At this point, Cohn may well have fully lived up to his reputation for crude intimidation, telling Hayworth in no uncertain terms what she had for years and what she would be left with: "All you had were those big things and Harry Cohn. Now you just have those two big things."

By the time of the lawsuit, the marriage to Haymes was kaput, along with the movie. From then on, the studio and the woman it had transformed into an international sex symbol—the WWII pinup, the dancing darling of Fred Astaire and Gene Kelly, the temptress of Gilda—were headed for their own parting of the ways.

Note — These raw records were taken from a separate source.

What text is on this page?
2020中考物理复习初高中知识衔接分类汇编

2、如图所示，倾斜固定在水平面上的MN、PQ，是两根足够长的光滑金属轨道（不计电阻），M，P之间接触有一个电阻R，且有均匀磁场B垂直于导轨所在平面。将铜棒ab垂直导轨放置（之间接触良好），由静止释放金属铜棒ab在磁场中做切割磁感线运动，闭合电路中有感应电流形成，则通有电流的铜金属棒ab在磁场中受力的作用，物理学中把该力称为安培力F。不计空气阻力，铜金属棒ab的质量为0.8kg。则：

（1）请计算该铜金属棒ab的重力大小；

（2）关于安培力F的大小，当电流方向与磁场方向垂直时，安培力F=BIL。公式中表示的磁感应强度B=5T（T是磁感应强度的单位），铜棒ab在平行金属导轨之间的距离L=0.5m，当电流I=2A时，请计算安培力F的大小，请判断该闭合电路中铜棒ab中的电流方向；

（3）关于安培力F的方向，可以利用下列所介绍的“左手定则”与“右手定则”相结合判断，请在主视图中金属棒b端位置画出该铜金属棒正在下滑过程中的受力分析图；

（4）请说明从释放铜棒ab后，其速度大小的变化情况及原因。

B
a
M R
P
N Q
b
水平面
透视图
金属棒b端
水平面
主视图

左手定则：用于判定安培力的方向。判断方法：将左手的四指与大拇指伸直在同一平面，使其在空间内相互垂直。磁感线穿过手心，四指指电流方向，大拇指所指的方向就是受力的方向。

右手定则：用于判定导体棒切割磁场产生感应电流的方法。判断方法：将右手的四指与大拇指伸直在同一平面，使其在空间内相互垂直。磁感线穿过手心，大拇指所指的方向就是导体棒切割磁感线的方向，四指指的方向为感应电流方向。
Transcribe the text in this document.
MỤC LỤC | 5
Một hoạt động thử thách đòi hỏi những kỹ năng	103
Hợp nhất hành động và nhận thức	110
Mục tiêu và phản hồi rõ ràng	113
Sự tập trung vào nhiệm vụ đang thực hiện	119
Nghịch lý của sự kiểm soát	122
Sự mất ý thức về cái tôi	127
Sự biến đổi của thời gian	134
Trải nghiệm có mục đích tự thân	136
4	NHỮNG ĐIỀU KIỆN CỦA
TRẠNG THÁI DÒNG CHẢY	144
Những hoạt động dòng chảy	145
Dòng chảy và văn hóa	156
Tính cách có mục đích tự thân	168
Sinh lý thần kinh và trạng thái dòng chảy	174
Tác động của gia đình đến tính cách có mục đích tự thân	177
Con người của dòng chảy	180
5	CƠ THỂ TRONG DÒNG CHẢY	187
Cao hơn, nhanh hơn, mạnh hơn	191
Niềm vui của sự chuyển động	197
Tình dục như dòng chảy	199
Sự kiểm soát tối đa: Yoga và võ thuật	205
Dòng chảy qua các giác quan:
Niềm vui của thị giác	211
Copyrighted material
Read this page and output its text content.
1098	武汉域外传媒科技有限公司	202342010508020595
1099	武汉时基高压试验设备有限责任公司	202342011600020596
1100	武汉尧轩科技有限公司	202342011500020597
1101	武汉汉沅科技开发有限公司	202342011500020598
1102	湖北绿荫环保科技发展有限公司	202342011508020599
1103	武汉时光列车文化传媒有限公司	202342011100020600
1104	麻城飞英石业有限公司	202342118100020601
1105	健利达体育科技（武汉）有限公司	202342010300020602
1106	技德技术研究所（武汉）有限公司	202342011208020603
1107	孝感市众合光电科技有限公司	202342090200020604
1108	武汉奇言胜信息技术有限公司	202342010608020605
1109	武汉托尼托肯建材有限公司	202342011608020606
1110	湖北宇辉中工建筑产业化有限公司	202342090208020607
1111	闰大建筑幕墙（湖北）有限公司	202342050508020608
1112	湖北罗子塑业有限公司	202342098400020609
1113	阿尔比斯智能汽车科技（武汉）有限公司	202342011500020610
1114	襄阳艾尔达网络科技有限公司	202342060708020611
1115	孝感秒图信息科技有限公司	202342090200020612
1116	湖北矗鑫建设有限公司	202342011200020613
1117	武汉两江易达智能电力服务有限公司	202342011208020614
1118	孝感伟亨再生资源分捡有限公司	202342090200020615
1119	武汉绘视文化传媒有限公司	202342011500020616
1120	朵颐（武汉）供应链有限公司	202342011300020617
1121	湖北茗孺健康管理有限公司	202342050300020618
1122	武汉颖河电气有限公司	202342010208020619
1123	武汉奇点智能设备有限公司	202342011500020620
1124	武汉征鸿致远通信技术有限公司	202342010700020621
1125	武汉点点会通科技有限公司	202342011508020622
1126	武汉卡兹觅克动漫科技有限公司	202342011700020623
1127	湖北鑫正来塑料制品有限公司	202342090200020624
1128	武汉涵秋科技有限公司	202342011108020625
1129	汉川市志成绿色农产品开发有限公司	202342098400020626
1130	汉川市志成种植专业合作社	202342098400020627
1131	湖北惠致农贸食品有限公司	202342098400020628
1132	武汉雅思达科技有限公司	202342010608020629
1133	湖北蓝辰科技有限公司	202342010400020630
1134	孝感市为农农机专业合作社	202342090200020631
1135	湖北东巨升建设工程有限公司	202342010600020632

The writing was clearly on the wall in Pal Joey, the 1957 musical in which she co-starred with Sinatra and the blonde being groomed as her replacement at Columbia, Kim Novak. (To add insult to injury, Hayworth--despite a striptease number that recalled her incendiary similar moment from Gilda, "Put the Blame on Mame"--was playing a woman older than Sinatra, even though she was in fact two years younger.)
From this point forward, Hayworth’s screen appearances would be inconsistent and sporadic. She could not capitalize on fine roles in Separate Tables and The Story on Page One, partly because, like Gardner, heavy drinking exacerbated the usual problem faced by fortysomething actresses in those days before cosmetic surgery entered its golden (or, one should say, plastic) age.

“Whatever you write about me, don’t make it sad,” Hayworth told one interviewer. But you really can’t do otherwise. It’s not just that her erratic behavior in subsequent years—associated solely, for far too long, with drinking—in fact also resulted from Alzheimer’s Disease.

No, the disastrous marriage to Haymes was part of a longtime pattern of allying herself to strong men she could look to for emotional support. This, in turn, may well have resulted from Hayworth being a victim of incest at the hands of her father.

Barbara Leaming, who first floated that idea in her biography of Hayworth, If This Was Happiness, heard it secondhand from one of the goddess’ ex-husbands, Orson Welles. Any account from the latter, who loved to embellish the simplest tale, can hardly be accepted as gospel truth.

But I sense that this particular story has a hard core of fact to it. One frequent after-effect of child molestation, after all, is substance abuse.
Hayworth was, in fact, a shy homebody, hardly like the mantrap she played so often onscreen (as you might be able to tell from the image accompanying this post). But she could never really possess the security she craved so desperately from men. The men she hoped would be strong enough to protect her as an adult either exploited her or were too weak themselves to be any good for anyone else.